According to Yates, the committee is aware that they need to have someone in place to help the students and to record data.

“One of the elements that we’re considering is something akin to a case manager that will be available for students,” says Yates. “Individuals may do a report; it allows us an element of keeping track statistically so we understand the scope of the problem. It also allows us to be able to say, ‘Here’s what’s available, what do you want to do, how can we help you do that, what do you need at this juncture?’ Along with the reporting piece, it’s about, ‘okay, how do we move you so that you’re getting what you need in respect to the situation?’ That’s being developed now, but we know we need to do that. It’s an incredibly important part of this.”

Grant says that more people participating helps the policy development.

“I think there’s always more room for student feedback,” says Grant. “Camosun College is an incredibly diverse population as far as students go. There’s always more room at the table for other perspectives.”

Wickham says that Camosun has been informed of VSAC’s services and hopes that Camosun would be passing that information on to survivors.

“In terms of a survivor accessing services,” says Wickham, “we expect survivors to make that reach out themselves as part of their healing process and feeling in control of their information.”

Grant encourages anyone who is interested in helping to develop the college’s new policy to get involved.

“It’s such an amazing opportunity to speak up and contribute to something that impacts students so much,” she says. “It’s a really wonderful thing to be involved in, and very impactful. It’s really important to have survivors be a core contributor to this type of work. A survivor-first focus is really integral.”

I grew up being told that my voice didn’t matter. I learned that schools, companies, employers, and co-workers would allow assaults to happen to me. Above all, I learned to stay silent. Camosun is offering the opportunity for survivors to speak up against what has been done to them in a way that will help students in the future.

And I intend to speak up.

THE NEXUS GUIDE TO WHAT CAMOSUN’S NEW SEXUAL VIOLENCE POLICY NEEDS 

Part of the Sexual Violence and Misconduct Policy is education and training. The education portion could include the Victoria Sexual Assault Centre’s four available workshops. Continuing the consent education workshops, which happened at Camosun on a trial basis in November, is also important.

If education and training are to be a part of this policy, they need to be advertised. All education needs to be opened to the whole school, not just to the students who are in certain groups. It isn’t enough that the policy will exist and that workshops are being shared in certain circles; there needs to be huge and obvious advertising to get students’ attention. As we found during this story, students are just not aware of this policy. The college needs to do more to raise awareness.
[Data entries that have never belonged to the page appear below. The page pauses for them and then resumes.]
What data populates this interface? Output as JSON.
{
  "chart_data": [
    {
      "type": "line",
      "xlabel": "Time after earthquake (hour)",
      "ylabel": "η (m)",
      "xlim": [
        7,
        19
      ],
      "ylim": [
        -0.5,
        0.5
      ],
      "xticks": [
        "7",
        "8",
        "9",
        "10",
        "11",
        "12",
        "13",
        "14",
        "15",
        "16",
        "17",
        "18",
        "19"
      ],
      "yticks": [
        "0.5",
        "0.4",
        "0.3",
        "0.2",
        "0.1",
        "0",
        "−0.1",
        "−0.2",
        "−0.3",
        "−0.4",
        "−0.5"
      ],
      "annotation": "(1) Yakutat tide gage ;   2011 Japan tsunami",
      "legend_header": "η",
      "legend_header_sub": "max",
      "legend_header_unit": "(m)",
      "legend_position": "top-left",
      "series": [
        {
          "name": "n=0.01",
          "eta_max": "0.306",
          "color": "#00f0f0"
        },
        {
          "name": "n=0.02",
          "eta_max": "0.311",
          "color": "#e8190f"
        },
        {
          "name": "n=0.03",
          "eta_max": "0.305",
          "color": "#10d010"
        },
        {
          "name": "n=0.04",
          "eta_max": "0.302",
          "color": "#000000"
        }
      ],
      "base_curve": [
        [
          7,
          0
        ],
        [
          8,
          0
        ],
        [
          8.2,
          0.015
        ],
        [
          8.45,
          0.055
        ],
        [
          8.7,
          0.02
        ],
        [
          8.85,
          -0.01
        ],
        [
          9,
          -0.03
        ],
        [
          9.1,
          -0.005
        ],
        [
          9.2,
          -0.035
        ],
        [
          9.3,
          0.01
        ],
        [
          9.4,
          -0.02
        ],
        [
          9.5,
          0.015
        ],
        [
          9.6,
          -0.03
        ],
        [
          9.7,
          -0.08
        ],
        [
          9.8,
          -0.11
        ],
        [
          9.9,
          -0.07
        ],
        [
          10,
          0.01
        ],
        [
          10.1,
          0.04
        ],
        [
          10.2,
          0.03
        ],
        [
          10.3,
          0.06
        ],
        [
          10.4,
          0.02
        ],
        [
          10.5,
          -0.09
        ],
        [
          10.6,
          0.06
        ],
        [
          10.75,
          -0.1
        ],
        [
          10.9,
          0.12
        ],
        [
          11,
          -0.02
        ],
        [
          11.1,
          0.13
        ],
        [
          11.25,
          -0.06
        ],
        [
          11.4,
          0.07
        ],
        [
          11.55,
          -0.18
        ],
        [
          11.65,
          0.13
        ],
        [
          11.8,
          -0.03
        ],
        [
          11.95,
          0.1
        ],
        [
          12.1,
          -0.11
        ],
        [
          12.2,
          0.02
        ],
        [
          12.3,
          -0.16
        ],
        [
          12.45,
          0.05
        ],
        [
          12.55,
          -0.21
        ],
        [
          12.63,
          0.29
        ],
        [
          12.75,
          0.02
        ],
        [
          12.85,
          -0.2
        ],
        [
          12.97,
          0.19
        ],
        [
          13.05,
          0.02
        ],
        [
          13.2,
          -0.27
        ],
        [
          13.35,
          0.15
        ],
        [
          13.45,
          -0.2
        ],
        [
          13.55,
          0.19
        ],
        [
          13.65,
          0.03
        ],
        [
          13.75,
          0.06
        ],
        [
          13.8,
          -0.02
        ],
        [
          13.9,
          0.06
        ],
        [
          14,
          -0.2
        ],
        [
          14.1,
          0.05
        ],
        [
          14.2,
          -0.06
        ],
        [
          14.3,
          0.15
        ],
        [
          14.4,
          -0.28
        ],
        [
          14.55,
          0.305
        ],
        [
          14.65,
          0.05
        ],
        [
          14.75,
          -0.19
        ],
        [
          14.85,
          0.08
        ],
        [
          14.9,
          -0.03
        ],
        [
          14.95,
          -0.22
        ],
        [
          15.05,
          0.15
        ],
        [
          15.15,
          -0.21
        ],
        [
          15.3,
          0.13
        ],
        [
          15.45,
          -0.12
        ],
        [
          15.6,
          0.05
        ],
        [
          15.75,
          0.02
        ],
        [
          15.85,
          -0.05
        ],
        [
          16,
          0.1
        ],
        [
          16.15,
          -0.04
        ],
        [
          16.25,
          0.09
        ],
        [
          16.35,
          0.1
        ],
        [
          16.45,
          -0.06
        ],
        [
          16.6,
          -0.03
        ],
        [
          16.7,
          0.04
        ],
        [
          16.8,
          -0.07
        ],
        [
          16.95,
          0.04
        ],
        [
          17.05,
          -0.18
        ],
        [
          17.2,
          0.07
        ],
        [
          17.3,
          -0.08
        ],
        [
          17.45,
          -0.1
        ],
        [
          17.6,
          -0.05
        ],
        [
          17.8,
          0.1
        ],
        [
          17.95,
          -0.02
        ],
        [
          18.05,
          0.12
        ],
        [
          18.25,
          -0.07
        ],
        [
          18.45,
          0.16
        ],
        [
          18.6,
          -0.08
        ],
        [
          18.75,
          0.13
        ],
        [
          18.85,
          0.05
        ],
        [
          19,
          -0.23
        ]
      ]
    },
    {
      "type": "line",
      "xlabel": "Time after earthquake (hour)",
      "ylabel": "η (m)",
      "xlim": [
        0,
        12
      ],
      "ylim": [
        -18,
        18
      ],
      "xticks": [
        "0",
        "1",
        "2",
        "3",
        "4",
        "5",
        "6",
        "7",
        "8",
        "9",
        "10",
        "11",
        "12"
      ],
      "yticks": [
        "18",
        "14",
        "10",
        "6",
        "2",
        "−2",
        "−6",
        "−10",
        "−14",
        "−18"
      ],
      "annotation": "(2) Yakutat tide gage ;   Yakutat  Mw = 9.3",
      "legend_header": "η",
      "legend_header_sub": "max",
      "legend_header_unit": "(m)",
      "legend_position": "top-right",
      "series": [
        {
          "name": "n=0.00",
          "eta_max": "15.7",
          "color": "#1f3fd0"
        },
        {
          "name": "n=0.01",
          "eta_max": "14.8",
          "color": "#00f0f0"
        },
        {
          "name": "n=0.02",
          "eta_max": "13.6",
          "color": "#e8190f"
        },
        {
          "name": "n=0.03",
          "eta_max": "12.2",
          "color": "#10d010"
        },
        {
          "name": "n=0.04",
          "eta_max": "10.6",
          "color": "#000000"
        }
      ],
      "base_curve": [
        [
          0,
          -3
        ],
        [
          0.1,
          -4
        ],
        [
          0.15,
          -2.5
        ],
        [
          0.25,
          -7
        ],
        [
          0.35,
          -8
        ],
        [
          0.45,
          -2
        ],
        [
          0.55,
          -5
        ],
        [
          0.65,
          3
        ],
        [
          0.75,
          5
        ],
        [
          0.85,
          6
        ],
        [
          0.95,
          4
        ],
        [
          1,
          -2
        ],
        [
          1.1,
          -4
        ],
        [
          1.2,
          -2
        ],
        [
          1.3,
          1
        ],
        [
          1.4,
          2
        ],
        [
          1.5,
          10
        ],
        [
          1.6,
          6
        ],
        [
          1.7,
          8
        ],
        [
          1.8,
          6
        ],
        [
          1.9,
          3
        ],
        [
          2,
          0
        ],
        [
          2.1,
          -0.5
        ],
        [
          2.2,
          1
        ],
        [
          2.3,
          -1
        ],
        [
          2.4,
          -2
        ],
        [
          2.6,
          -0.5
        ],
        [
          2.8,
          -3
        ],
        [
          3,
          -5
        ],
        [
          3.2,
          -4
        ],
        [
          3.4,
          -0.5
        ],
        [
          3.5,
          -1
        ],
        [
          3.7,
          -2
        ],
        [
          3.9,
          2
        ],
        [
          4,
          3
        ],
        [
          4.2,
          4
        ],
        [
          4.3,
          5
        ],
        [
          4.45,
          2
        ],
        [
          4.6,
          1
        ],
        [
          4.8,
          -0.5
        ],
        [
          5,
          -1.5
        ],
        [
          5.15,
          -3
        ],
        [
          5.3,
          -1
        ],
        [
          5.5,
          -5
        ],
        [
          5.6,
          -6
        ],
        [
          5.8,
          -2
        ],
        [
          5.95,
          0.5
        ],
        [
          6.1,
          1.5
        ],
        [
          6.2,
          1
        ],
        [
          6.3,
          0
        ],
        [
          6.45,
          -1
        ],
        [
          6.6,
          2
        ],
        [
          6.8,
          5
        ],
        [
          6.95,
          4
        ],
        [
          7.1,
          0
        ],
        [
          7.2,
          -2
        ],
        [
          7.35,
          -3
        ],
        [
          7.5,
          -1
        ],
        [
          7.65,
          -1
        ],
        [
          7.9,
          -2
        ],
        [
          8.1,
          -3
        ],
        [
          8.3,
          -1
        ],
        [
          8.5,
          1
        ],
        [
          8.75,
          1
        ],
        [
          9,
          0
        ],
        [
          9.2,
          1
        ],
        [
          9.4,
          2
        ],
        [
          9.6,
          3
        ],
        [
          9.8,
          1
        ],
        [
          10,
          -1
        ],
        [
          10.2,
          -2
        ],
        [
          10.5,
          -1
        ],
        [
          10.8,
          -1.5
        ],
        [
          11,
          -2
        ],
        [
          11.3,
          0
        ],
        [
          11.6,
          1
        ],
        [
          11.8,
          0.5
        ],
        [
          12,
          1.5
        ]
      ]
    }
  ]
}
Camosun needs to bring in a person who is completely independent of the school for students to report to; someone affiliated with the school has the potential to be biased and to take the school’s welfare into greater consideration than the victim’s. Institutions, organizations, and employers can say what they want about it being safe to report to a person, but experience shows a greater interest in the well-being of whoever’s signing the paycheques.

The person being reported to also needs to be inclusive of all genders. Frequently, a victim’s story is ridiculed because they, as some like to say, “don’t have the right parts” for assault, or the person they are trying to talk to isn’t aware that there are more than just men and women out there. Victims need to feel safe and not dismissed because of how they identify or present.

The college needs to have a way for students to report an incident anonymously. Speaking up is the hardest part, and the victim needs to be able to do it in whatever way makes them comfortable. They need to know that no further harm will come to them. They need to know that the college will protect them.